Em representação da RTP falou Hugo Andrade, administrador da estação pública desde 2018 – inicialmente estava prevista a participação do novo presidente da RTP, Nicolau Santos.

O administrador da RTP preferiu focar  a questão na forma como um ecossistema de media equilibrado pode fortalecer o jornalismo e a atividade dos jornalistas. “Penso que esse é um tema que transcende em muito o mercado português. É um tema verdadeiramente mundial. Toda a área do entretenimento, mas principalmente do jornalismo carece de modelos novos”, começou por afirmar.

“Não podemos nunca esquecer  que a qualidade do jornalismo é um dos principais garantes da democracia. Os países ocidentais têm de reconhecer esse facto. Há vários mercados que têm intervenção por parte do Estado, através de regulação ou leis. [Em Portugal] a defesa da qualidade do jornalismo devia estar nas prioridades desses governos”, prosseguiu.

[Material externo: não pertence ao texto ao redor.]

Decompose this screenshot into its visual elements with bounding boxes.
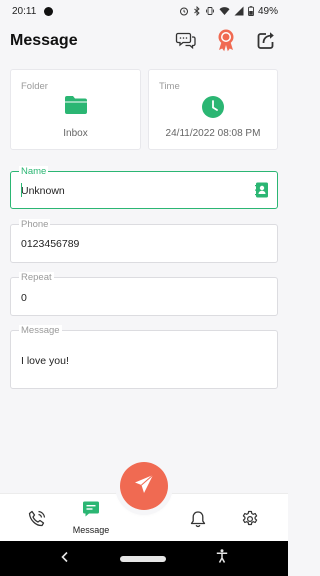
time-label: Time (159, 81, 180, 92)
vibrate-icon (205, 6, 215, 16)
message-icon (82, 500, 100, 523)
bluetooth-icon (193, 6, 201, 16)
status-bar: 20:11 49% (0, 0, 288, 22)
battery-percent: 49% (257, 5, 278, 17)
name-field[interactable]: Name Unknown (10, 166, 278, 209)
battery-icon (248, 6, 254, 16)
nav-item-notifications[interactable] (189, 510, 207, 533)
nav-item-message[interactable]: Message (72, 500, 110, 535)
chat-icon[interactable] (174, 28, 198, 52)
message-field-value[interactable]: I love you! (21, 355, 69, 367)
system-nav-bar (0, 541, 288, 576)
phone-call-icon (28, 510, 46, 533)
folder-value: Inbox (63, 128, 88, 139)
folder-card[interactable]: Folder Inbox (10, 69, 141, 150)
send-button[interactable] (120, 462, 168, 510)
clock-icon (201, 95, 225, 124)
award-icon[interactable] (214, 28, 238, 52)
phone-field-label: Phone (19, 219, 51, 230)
page-title: Message (10, 32, 78, 49)
name-field-label: Name (19, 166, 49, 177)
gear-icon (241, 510, 259, 533)
repeat-field-label: Repeat (19, 272, 54, 283)
camera-dot (44, 6, 54, 16)
app-bar: Message (0, 26, 288, 56)
home-pill[interactable] (120, 555, 166, 562)
alarm-icon (179, 6, 189, 16)
name-field-value[interactable]: Unknown (21, 185, 65, 197)
status-time: 20:11 (12, 5, 37, 17)
phone-field[interactable]: Phone 0123456789 (10, 219, 278, 263)
repeat-field-value[interactable]: 0 (21, 292, 27, 304)
time-value: 24/11/2022 08:08 PM (165, 128, 261, 139)
accessibility-icon[interactable] (216, 549, 228, 568)
nav-item-settings[interactable] (241, 510, 259, 533)
send-icon (133, 473, 155, 500)
repeat-field[interactable]: Repeat 0 (10, 272, 278, 316)
share-icon[interactable] (254, 28, 278, 52)
nav-item-calls[interactable] (28, 510, 46, 533)
text-cursor (21, 183, 22, 197)
back-icon[interactable] (60, 550, 70, 568)
time-card[interactable]: Time 24/11/2022 08:08 PM (148, 69, 278, 150)
message-field[interactable]: Message I love you! (10, 325, 278, 389)
contact-book-icon[interactable] (255, 182, 269, 203)
signal-icon (234, 6, 244, 16)
message-field-label: Message (19, 325, 62, 336)
wifi-icon (219, 6, 230, 16)
folder-label: Folder (21, 81, 48, 92)
folder-icon (64, 95, 88, 120)
nav-label-message: Message (72, 525, 110, 535)
phone-field-value[interactable]: 0123456789 (21, 238, 79, 250)
bell-icon (189, 510, 207, 533)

Para Hugo Figueiredo o modelo de negócio dos media tradicionais assenta num tipo de gestão que funcionou “nos últimos 50 ou 60 anos até determinado momentos” e que a agora está “a esgotar-se”.

“Devolver à sociedade a capacidade de manter o jornalismo independente, isso é muito relevante”, realçou. Por isso, defendeu: “Todas as medidas que contribuam para que a qualidade do jornalismo serão sempre medidas bem-vindas”.

 

Google investe oito milhões de euros em projetos de media em Portugal

No mesmo painel de debate estava o country manager da Google Portugal, Bernardo Correia, que procurou construir ideias pré-feitas sobre o que faz uma empresa como a Google aos conteúdos dos media. O gestor rejeitou a ideia de que a Google rouba conteúdos e os monetiza à conta dos media tradicionais, defendendo uma posição de parceria entre os media tradicionais, o jornalismo e a Google.  Nesse sentido, Bernardo Correia anunciou que a Google Portugal já investiu oito milhões de euros em projetos de inovação em media.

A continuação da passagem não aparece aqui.